Senators Come to the Defense of DOMA

Yesterday, amicus briefs were filed in support of the Defense of Marriage Act in the Ninth Circuit. A week before, the excellent attorneys who have intervened in the case representing the Bipartisan Legal Advisory Group of the House of Representatives (since the administration refuses to defend the law) filed their brief. The case is yet another challenge to DOMA in the federal court system and one of two that arises from the Northern District of California.

One of the amicus briefs was filed on behalf of ten U.S. senators. This brief provides some useful context for the panel that will review the trial court’s ruling that DOMA was unconstitutional.
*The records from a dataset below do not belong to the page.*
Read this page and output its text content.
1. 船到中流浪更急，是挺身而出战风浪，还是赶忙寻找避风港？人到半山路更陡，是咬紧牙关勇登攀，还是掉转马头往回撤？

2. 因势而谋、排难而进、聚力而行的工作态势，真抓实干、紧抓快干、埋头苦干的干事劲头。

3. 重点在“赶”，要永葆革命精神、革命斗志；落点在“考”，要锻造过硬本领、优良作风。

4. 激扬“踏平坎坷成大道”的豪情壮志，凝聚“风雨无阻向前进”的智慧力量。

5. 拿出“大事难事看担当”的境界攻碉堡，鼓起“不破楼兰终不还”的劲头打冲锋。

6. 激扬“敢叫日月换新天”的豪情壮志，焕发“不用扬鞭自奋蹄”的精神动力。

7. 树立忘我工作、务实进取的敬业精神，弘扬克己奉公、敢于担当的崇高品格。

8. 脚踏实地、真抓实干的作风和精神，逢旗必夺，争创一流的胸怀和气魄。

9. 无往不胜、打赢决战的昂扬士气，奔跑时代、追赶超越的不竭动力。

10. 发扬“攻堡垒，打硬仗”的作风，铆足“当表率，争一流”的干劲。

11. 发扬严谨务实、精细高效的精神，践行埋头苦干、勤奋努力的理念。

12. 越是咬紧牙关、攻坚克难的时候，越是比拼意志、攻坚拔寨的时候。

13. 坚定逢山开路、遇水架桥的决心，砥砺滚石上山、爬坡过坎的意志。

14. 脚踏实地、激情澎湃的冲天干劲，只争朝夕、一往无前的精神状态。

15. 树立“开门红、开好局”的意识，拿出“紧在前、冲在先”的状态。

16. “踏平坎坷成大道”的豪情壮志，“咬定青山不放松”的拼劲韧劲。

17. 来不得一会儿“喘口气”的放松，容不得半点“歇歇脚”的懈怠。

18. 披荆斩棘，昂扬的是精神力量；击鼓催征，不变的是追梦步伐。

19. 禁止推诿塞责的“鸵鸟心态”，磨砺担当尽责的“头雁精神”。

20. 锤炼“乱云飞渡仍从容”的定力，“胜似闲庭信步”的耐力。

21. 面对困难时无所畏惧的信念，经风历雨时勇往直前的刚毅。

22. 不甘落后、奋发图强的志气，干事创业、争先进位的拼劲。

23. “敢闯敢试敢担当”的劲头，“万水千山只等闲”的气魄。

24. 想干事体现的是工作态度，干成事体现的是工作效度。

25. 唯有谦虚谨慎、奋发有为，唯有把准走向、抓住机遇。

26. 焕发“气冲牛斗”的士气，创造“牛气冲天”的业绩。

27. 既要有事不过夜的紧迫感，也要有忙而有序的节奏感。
One of the senators on the brief, Orrin Hatch, chaired the Senate Judiciary Committee at the time of DOMA’s passage and the brief notes (although the District Court ignored this) that “the committee also heard testimony from constitutional scholars supporting the constitutionality of DOMA, and Senator Hatch received written assurance from the Department of Justice that it saw no constitutional infirmity in the statute.” Even one of the witnesses speaking in opposition to DOMA conceded the validity of the section at issue in this case.

A very important part of the brief is its response to “a fundamental misunderstanding of the judicial role in passing on the constitutionality of a federal statute.” The brief explains that nothing in constitutional law “authorizes a court to strike down an otherwise constitutional law based on the belief that legislators individually, or the Congress as a whole, were motivated by ‘animus.’ Adopting any such doctrine would be highly dangerous to the separation-of-powers and the proper functioning of our constitutional system.” In fact, they explain, the accusation of animus “is little more than an attempt to win an argument by disparaging the motives of the other side.” The senators characterize what the trial court did in this case: “The District Court’s approach cherry-picks statements made by individual members, construes them as reflective of improper motivation, and then imputes these improper motives to the Congress as a whole.” Among other problems with this approach, the brief points out: “Scouring the congressional record for ‘sound-bites’ to divine and disparage the motives of individual legislators also chills the freedom of legislative speech that is the hallmark of robust democratic debate.”